A propósito do ano novo chinês que se aproxima - dedicado ao dragão - recordo o Glossário do Dialecto Macaense – notas linguísticas, etnográficas e folclóricas (Macau, Instituto Cultural de Macau, 1988), de Graciete Nogueira e o termo "panchão".
Poderá tratar-se de um neologismo formado a partir do termo chinês Bianpao (cartucho de pólvora revestido por papel). No dicionário Houaiss a palavra "panchão" é definida como termo da pirotecnia e regionalismo de Macau, com o significado de «foguete chinês queimado nas festividades, esp. no Ano-Novo Lunar»; diz ainda que vem do «chinês» 'pau-tcheong'.
O referido dicionário atribui a primeira atestação do termo ao orientalista Monsenhor Sebastião Rodolfo Dalgado, que o incluiu no Glossário Luso-Asiático (1919-1921).
Em suma, um panchão é um cartucho de pólvora revestido por papel vermelho. Na China é tradicionalmente queimado para cumprir um dos rituais do Ano Novo chinês. De acordo com a lenda, a queima dos panchões, cujo rebentamento produz um ruído ensurdecedor, destina-se a afugentar um animal sobrenatural que mata pessoas e gado no fim do ano.
Uma particularidade pouco notada é o facto dos panchões serem acesos com um pivete / pau de incenso, idêntico aos que são queimados nos templos ou à porta das casas, e não com um isqueiro ou fósforo.
Antigamente a queima de panchões era permitida em qualquer parte da cidade de Macau. Houve no entanto excepções, como no período relacionado com os eventos do 1,2,3 em 1966. Há várias décadas que a situação se alterou. Nos primerios anos do século XX já existia regulamentação específica e, mesmo antes, na zona do bazar foi proíbida a sua queima devido aos inúmeros incêndios que ali deflagravam. Dado o forte enraízamento cutlural deste ritual, a proibição era a maior parte das vezes ignorada.
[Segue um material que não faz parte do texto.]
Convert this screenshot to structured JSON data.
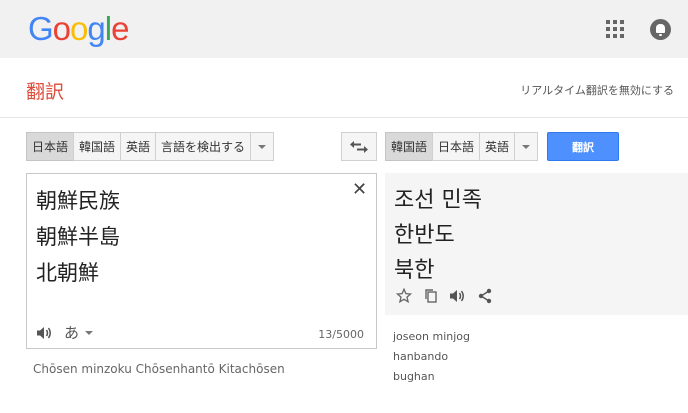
{
  "header": {
    "logo_letters": [
      {
        "ch": "G",
        "color": "#4285F4"
      },
      {
        "ch": "o",
        "color": "#EA4335"
      },
      {
        "ch": "o",
        "color": "#FBBC05"
      },
      {
        "ch": "g",
        "color": "#4285F4"
      },
      {
        "ch": "l",
        "color": "#34A853"
      },
      {
        "ch": "e",
        "color": "#EA4335"
      }
    ],
    "apps_icon": "apps-grid-icon",
    "notifications_icon": "bell-icon"
  },
  "titlebar": {
    "title": "翻訳",
    "realtime_link": "リアルタイム翻訳を無効にする"
  },
  "source": {
    "languages": [
      "日本語",
      "韓国語",
      "英語",
      "言語を検出する"
    ],
    "selected_index": 0,
    "lines": [
      "朝鮮民族",
      "朝鮮半島",
      "北朝鮮"
    ],
    "ime_label": "あ",
    "char_count": "13/5000",
    "romanization": "Chōsen minzoku Chōsenhantō Kitachōsen"
  },
  "target": {
    "languages": [
      "韓国語",
      "日本語",
      "英語"
    ],
    "selected_index": 0,
    "translate_button": "翻訳",
    "lines": [
      "조선 민족",
      "한반도",
      "북한"
    ],
    "romanization": [
      "joseon minjog",
      "hanbando",
      "bughan"
    ]
  },
  "colors": {
    "accent_blue": "#4d90fe",
    "title_red": "#dd4b39"
  }
}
A falta de regras de segurança no fabrico deste tipo de material provocou inúmeros acidentes e explosões ao longo da história. Algumas das mais conhecidas, para além das ocorridas no século XIX, são as das décadas de 1930 e 1950. Os estandais de panchões a secar na rua são uma das marcas das fotografias de Macau de todo o século XX. Na Taipa, junto à Porta do Cerco ou no terreiro frente ao templo de A-Ma.
Só no final do séc. XX a situação melhorou substancialmente. As zonas de comércio e de rebentamento passaram a estar separadas, por exemplo. Tudo isto porque um dos grandes pilares da economia local foi, durante largas décadas, o fabrico de fósforos, pivetes, panchões, etc...
Na imagem a queima de uma panchão no final da década de 1960 no Largo do Senado.
Na imagem uma das marcas - pato - da mais conhecida fábrica de Macau que ficava na Taipa (ainda existe o edifício), a Yec Long na rua Miguel Aires, nº 14. Atente-se no alerta "Não conservar os panchões acesos na mão". Para a década de 1960 pode-se considerar uma inovação em termos de segurança e preocupação com os consumidores.
NA: clic nas imagens para ver em tamanho maior.